| تاريخ بدء البرنامج | آخر موعد للتسجيل |
| 2025-09-01 | - |
نظرة عامة على البرنامج
Course Syllabus for Mathematics of Causal Inference
Essential Data
The course code for Mathematics of Causal Inference is 5BD005. The course name is Mathematics of causal inference, and it is worth 7.5 credits. The form of education is higher education, study regulation of 2007. The main field of study is Biostatistics and Data Science, and the level is AV - Second cycle. The grading scale is Fail (U) or pass (G). The department responsible for the course is the Department of Medical Epidemiology and Biostatistics.
Specific Entry Requirements
To be eligible for the course, students must have at least the grade G (Pass) for the courses "Theory of statistical inference" and "Probability Theory".
Outcomes
The course aims to give the student an introduction to the mathematical foundations of modern causal inference.

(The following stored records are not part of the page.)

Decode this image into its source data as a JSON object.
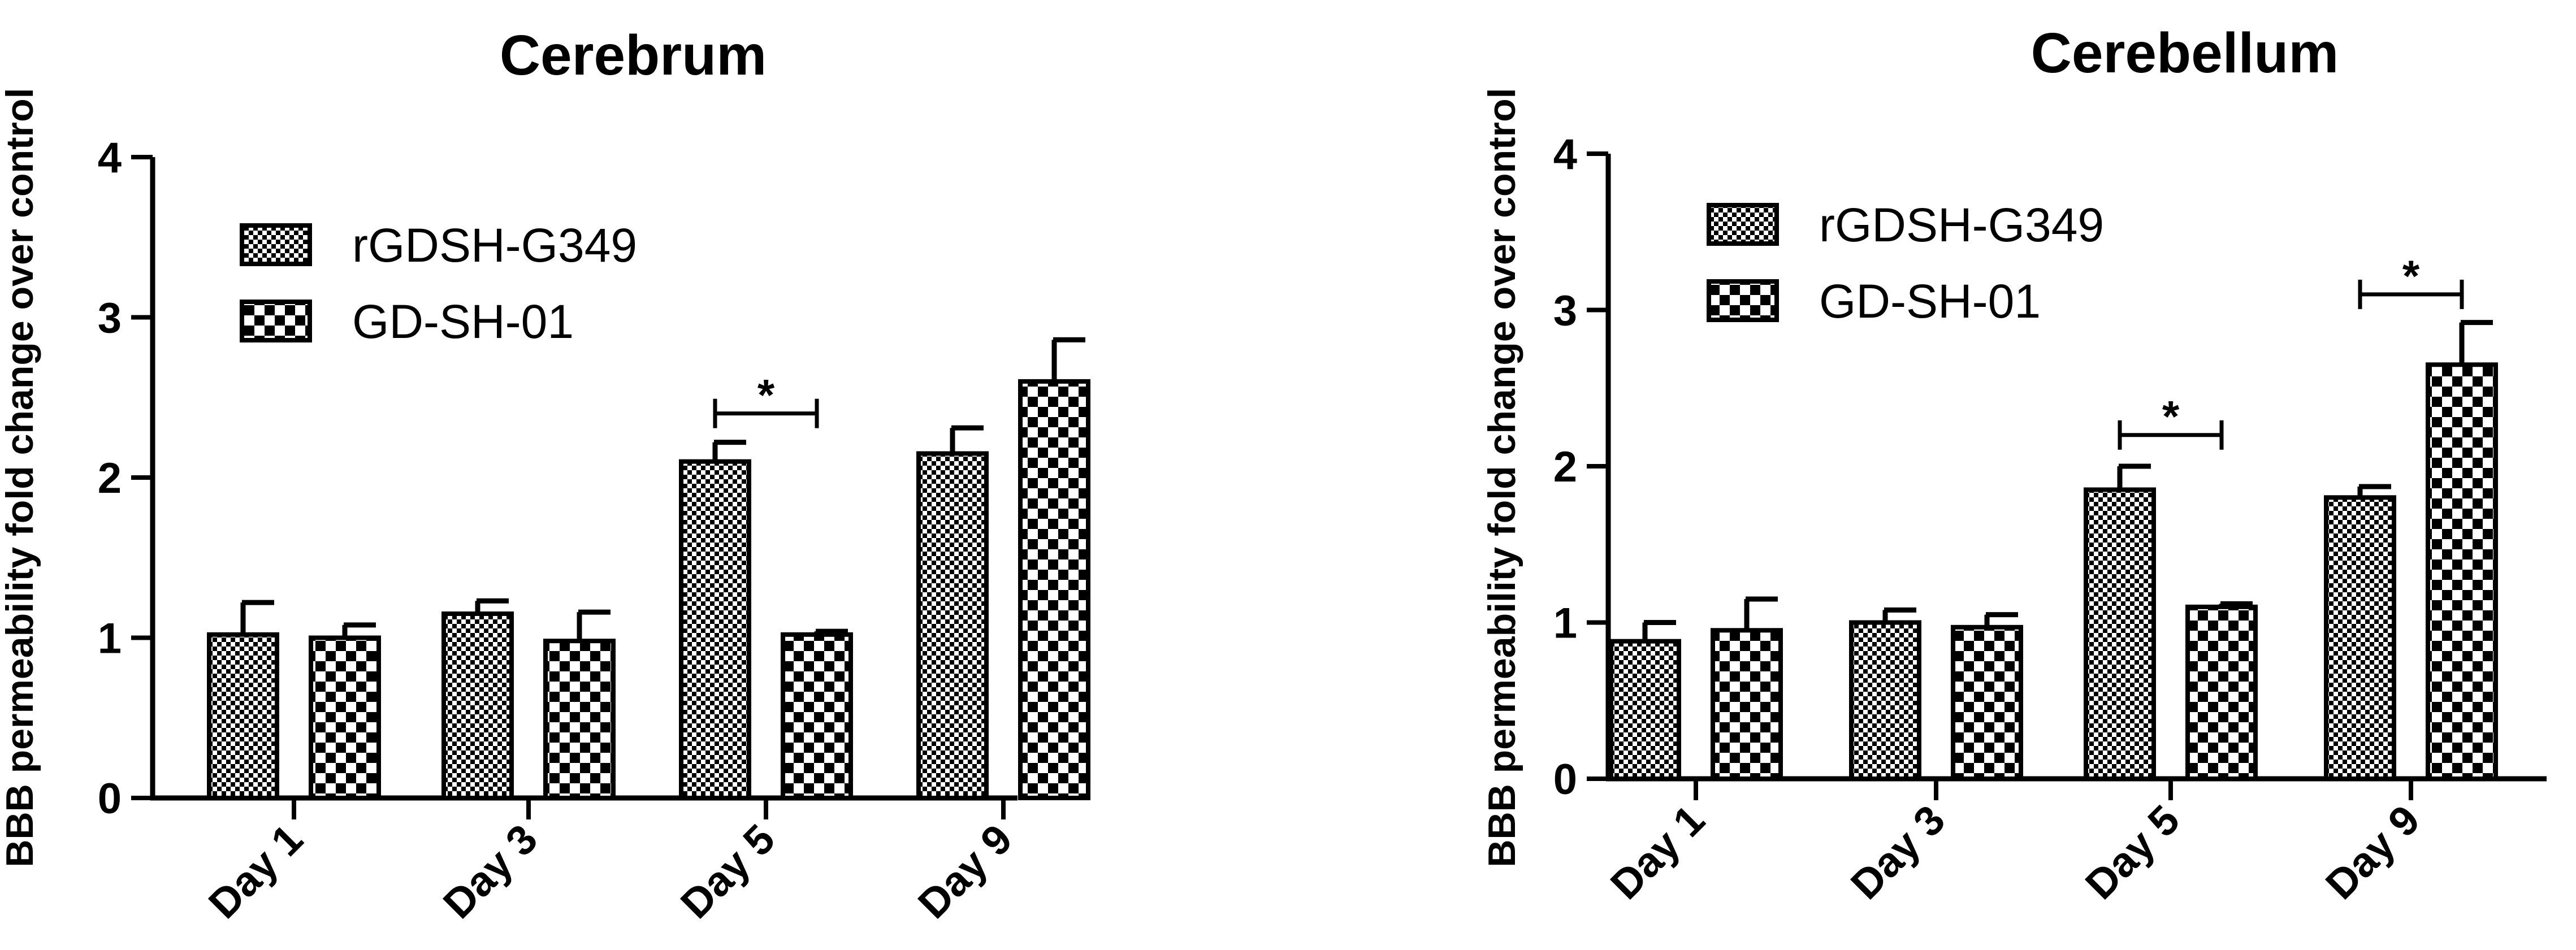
{
  "chart_data": [
    {
      "type": "bar",
      "title": "Cerebrum",
      "ylabel": "BBB permeability fold change over control",
      "xlabel": "",
      "categories": [
        "Day 1",
        "Day 3",
        "Day 5",
        "Day 9"
      ],
      "yticks": [
        "0",
        "1",
        "2",
        "3",
        "4"
      ],
      "ylim": [
        0,
        4
      ],
      "legend_position": "upper-left",
      "series": [
        {
          "name": "rGDSH-G349",
          "pattern": "fine-checker",
          "values": [
            1.02,
            1.15,
            2.1,
            2.15
          ],
          "errors": [
            0.2,
            0.08,
            0.12,
            0.16
          ]
        },
        {
          "name": "GD-SH-01",
          "pattern": "coarse-checker",
          "values": [
            1.0,
            0.98,
            1.02,
            2.6
          ],
          "errors": [
            0.08,
            0.18,
            0.02,
            0.26
          ]
        }
      ],
      "significance": [
        {
          "category": "Day 5",
          "label": "*",
          "level": 2.4
        }
      ]
    },
    {
      "type": "bar",
      "title": "Cerebellum",
      "ylabel": "BBB permeability fold change over control",
      "xlabel": "",
      "categories": [
        "Day 1",
        "Day 3",
        "Day 5",
        "Day 9"
      ],
      "yticks": [
        "0",
        "1",
        "2",
        "3",
        "4"
      ],
      "ylim": [
        0,
        4
      ],
      "legend_position": "upper-left",
      "series": [
        {
          "name": "rGDSH-G349",
          "pattern": "fine-checker",
          "values": [
            0.88,
            1.0,
            1.85,
            1.8
          ],
          "errors": [
            0.12,
            0.08,
            0.15,
            0.07
          ]
        },
        {
          "name": "GD-SH-01",
          "pattern": "coarse-checker",
          "values": [
            0.95,
            0.97,
            1.1,
            2.65
          ],
          "errors": [
            0.2,
            0.08,
            0.02,
            0.27
          ]
        }
      ],
      "significance": [
        {
          "category": "Day 5",
          "label": "*",
          "level": 2.2
        },
        {
          "category": "Day 9",
          "label": "*",
          "level": 3.1
        }
      ]
    }
  ]
}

Emphasis is placed on mathematical concepts, derivations, and proofs. Upon completion of the course, the student should be able to:
- Explain and mathematically derive key causal inference target parameters, such as marginal and conditional causal effects, controlled direct effects, and natural direct effects, and discuss their interpretation and relevance in different contexts.
- Describe, with mathematical rigour, common sources of bias (e.g., exposure-outcome confounding, mediator-outcome confounding, selection bias, and truncation by death) and their implications for causal effect estimation.
- Implement modern causal inference methods, including instrumental variables, propensity scores, doubly robust estimation, and E-values, and explain, with mathematical rigour, how these methods can be used to mitigate biases in the estimation of causal target parameters.
- Critically evaluate the assumptions, strengths, and limitations of different causal inference methods in applied research.
- Justify and defend methodological choices for causal effect estimation in diverse research settings, considering both theoretical and practical constraints.
Content
The course covers mathematical concepts, derivations, and proofs underlying modern causal inference.
Teaching Methods
The forms of teaching and learning are seminars, self-studies, and group learning. The course emphasizes active learning.
Examination
The grading decision will be based on the examiner's assessment of the student's performance during the oral presentations in seminars, active participation in group discussions, and individual discussions with the examiner. All seminars are compulsory, and the examiner assesses if and, in that case, how absence from compulsory components can be compensated.
Other Directives
The course language is English.
Literature and Other Teaching Aids
Study material and reference articles will be provided during the course. Recommended literature includes:
- Pearl, J. (2009). Causality. Cambridge university press.
- Hernán MA, Robins JM (2023). Causal Inference: What If. Boca Raton: Chapman & Hall/CRC.